Monday, May 20, 2013

Port Hawkesbury Looks To Diversify Products


Just as groups in the Strait area are looking for ways to diversify its economy, the region’s largest employer is looking to diversify the products it manufactures. Since restarting the former NewPage paper mill in Point Tupper in October, Port Hawkesbury Paper has been looking to expand its product line. The year-long closure of the mill following its former owning filing for bankruptcy protection prompted some soul-searching among local municipal, business and development officials about the need to further diversify the region’s economy. While the mill did reopen after obtaining financial assistance from the province and a negotiated power rate structure, only one of the mill’s two paper machines has been restarted and it employs about half as many people as it did prior to shutdown. Speaking at the Strait Ahead conference in Port Hawkesbury on Thursday, mill development manager Marc Dube said the forestry sector has been in decline for more than a decade, although there will remain a need for paper.

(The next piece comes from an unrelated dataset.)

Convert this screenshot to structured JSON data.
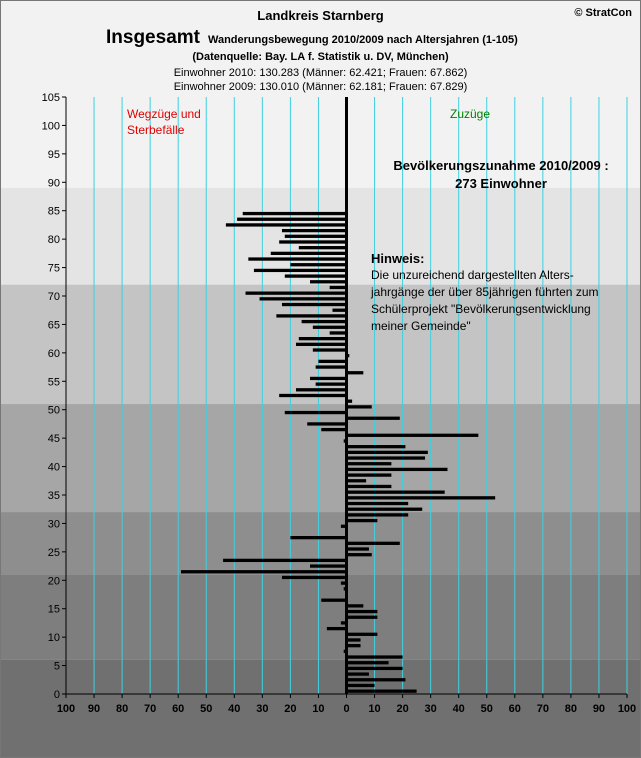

Since restarting, the mill’s supercalendered paper machine has begun making a new higher-brighter grade of paper under the product name Artisan that has been accepted by the market beyond expectations. It is the only mill that makes a product with 35 per cent clay in it. It replaces coated paper. They had estimated that Artisan could make up about 15 per cent of orders. “It’s really exciting, the marketplace loves it,” Dube said. “About 25 per cent of our orders today are coming in that grade and we should be at 50 or 60, because we could be easily, but we made commitments to people on other paper sales.” The machine has proven to be the most efficient of its kind in the world, and its thermomechanical pulp plant is the top-producing plant globally, creating the best-quality pulp. “Even with all of that, it’s not simple to do business in North America in pulp and paper today,” he said. Owner Ron Stern gave the mill the challenge to find an equal amount of revenue from other sources. They can’t do that by restarting the idled newsprint machine because the market for the product is not there, he said. Instead, they are looking areas such as using some waste streams to produce methane to be used as fuel for the biomass boiler. In order to ensure the mill is sustainable its business has to evolve and move into the bioeconomy sector, Dube said in an interview, adding that was something they focused on in discussions with the province prior to reopening the mill.